As you may be aware, on May 16, Yahoo started to require short descriptions for PPC ads while the long description (190 characters) became optional. This change is preparing the way for a more significant change later this week (beginning of June) when ad descriptions longer than 70 characters may automatically be cut off in Yahoo! Sponsored Search results. The 190 character descriptions may still show for some of Yahoo’s partner network sites although which specific ones were not disclosed.
These changes may hurt click-through rates but most seasoned marketers who have dealt with Google AdWords long enough have mastered the art of short writing for maximum click-rate. The real “hurt” in my opinion as a once devout user and evangelist of Overture.com, is the continued “bow down and submit” stance of Yahoo to Google.
At one point in time, Overture.com and Google AdWords were contenders. In some cases, Overture.com was the dominate PPC sales source for some clients while Google AdWords was dominate for others. Both were consistent drivers of equal importance for achieving a high performing pay-per-click marketing campaign. Then Yahoo purchased Overture and it all seemed to change.

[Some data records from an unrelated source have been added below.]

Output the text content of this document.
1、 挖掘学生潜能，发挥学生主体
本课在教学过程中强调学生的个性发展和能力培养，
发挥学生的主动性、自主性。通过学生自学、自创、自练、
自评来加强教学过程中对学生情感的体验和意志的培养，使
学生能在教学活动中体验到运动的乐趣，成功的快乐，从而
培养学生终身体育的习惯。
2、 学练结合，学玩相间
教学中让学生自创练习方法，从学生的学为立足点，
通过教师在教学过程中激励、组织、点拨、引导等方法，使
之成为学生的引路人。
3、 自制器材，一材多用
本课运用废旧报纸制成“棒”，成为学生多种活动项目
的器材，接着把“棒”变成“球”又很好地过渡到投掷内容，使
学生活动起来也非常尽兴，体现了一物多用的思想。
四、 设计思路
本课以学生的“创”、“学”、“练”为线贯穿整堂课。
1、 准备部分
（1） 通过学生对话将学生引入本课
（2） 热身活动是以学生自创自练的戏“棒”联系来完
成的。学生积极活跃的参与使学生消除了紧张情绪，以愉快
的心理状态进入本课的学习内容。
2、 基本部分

Google leaped frogged Overture with a superior customer (as the advertiser) experience from cutting-edge functionality like split-testing ad copy. They completely set a new level of user-design for advertiser control. They also defined a whole new platform structure (e.g. Campaign, Ad Group – Keyword) for pay-per-click marketing. And since the initial “leap-frog” – Google has not stopped innovating. The newcomer, Google AdWords, challenged the leader, submitted them and became the new alpha dog.
After the much-hyped launch of Panama, it was apparent that Google had defined how pay-per-click marketing works. And, at least for me now, has become the new standard from which I compare all others to.
The 190 characters made Yahoo different and helped marketers tell a story in a way not available in Google AdWords. The new change to use 70 characters; however, is additional proof that Yahoo knows who’s the alpha dog. Google is setting the best practices for the PPC market and others are simply following along. I still recommend Yahoo Search as a component of an effective pay-per-click marketing program – but I am no longer an evangelist.
Do you agree? Let me know! Do you see any new comers prepared to make a challenge for the alpha position?